Je crois que nous sommes tous d'accord ici pour dire que, si internet est souvent la meilleure des choses, il peut aussi parfois être la pire. Il est la meilleure des choses quand il contribue à la diffusion du savoir et des idées, donne une voix à ceux qui n'en avaient pas, permet l'échange et la confrontation positive – celle qui nous élève tous. Mais il peut être la pire des choses lorsqu'il véhicule des discours de haine et devient un véritable pilori numérique, où les victimes sont livrées à la vindicte, parfois au lynchage. Le développement des réseaux sociaux au cours des quinze dernières années a amplifié ce phénomène, poussant chacun de nous à une expression publique permanente, mettant l'émotion au centre du propos, favorisant le pathos plutôt que la raison et propageant parfois, à la vitesse de la lumière, la transgression haineuse et les appels à la violence.
Bien sûr, personne ici ne veut revenir au monde d'avant, celui dans lequel le plus grand nombre était réduit au silence numérique. L'humanité a pris la parole sur internet, elle y parle désormais au proche comme au lointain, sans demander la permission à qui que ce soit. Elle y éprouve la liberté de s'y exprimer sans contrainte. C'est là un véritable acquis civilisationnel précieux qu'il nous faut conforter.
C'est pourquoi, afin de défendre cet espace de liberté que peut être internet, il faut réguler celui-ci. Sans les règles qu'il se donne, un peuple n'est qu'une foule parfois conduite vers les plus tragiques extrémités. Sans les règles qu'il faut lui donner, internet peut être une jungle dans laquelle prospèrent des contenus racistes, homophobes, sexistes, antisémites ou islamophobes qui blessent aussi bien les individus que la société tout entière.

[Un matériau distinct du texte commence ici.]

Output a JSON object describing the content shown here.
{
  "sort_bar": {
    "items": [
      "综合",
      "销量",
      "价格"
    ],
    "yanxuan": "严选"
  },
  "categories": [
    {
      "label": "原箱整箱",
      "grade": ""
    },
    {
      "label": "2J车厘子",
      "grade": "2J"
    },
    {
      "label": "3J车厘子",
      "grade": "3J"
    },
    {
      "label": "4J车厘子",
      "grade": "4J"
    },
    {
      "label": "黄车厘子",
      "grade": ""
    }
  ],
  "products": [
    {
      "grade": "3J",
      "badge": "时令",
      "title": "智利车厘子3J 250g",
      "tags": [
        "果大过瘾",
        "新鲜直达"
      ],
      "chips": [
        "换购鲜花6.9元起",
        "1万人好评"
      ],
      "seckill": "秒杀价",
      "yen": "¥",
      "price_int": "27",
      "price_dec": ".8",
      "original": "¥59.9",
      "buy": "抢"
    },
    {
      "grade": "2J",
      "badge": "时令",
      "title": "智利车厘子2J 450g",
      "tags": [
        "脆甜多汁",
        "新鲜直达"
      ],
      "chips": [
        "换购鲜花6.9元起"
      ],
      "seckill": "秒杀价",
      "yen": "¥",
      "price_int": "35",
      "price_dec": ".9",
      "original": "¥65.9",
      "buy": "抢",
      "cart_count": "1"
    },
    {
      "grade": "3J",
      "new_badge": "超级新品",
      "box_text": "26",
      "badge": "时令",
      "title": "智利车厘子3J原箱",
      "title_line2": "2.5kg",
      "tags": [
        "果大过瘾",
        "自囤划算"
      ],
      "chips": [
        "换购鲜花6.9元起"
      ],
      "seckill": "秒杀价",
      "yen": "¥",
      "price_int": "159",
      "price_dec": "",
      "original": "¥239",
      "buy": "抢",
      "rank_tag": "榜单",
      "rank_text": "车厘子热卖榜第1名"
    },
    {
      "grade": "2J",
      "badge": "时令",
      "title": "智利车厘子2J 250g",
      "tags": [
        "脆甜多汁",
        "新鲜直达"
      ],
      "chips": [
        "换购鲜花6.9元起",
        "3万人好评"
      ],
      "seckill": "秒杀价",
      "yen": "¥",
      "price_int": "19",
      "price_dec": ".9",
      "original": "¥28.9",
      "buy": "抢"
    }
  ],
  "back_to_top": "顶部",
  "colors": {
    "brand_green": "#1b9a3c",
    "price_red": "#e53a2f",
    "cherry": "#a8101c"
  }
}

Je pense par exemple à ce que nous avons vécu dans mon département, la Seine-Saint-Denis, il y a quelques semaines, lorsque se sont répandus sur les réseaux sociaux des appels à la haine, contenant des accusations, sans fondement, d'enlèvements d'enfants par des membres de la communauté rom. Il est miraculeux que ces débordements de haine contre les Roms sur internet, nourris de vidéos, d'appels au lynchage, n'aient pas entraîné à cette occasion des drames irréparables.
Malheureusement, le pire n'est pas toujours évité et l'on ne saurait s'accommoder de ces faits divers dramatiques qui concernent souvent les plus fragiles, parfois poussés au suicide.
Pour les députés communistes, c'est très clair : nous ne pouvons rester sans rien faire. C'est en renonçant à réguler cet espace que nous ferions peser une réelle menace sur nos libertés. Le droit doit s'appliquer partout, y compris dans l'espace numérique. C'est parce que nous partageons cet objectif que nous regrettons que cette proposition de loi ne se soit pas donné les moyens d'atteindre son but. Élaborée à la va-vite, sans étude d'impact, elle a logiquement été accueillie pour le moins fraîchement et il a d'ailleurs fallu la réécrire très largement en commission.
Aussi louables soient vos intentions, nous redoutons que votre proposition de loi ne rate sa cible. Le défaut de régulation que nous constatons résulte en effet moins d'un vide législatif qu'il faudrait combler que d'un défaut de moyens destinés à appliquer des règles existantes, traquer les abus et réagir au plus vite. Nous craignons que vous ne ratiez votre cible parce que, en vous focalisant sur les auteurs des propos haineux ou délictueux, vous épargneriez les complices, c'est-à-dire les plateformes.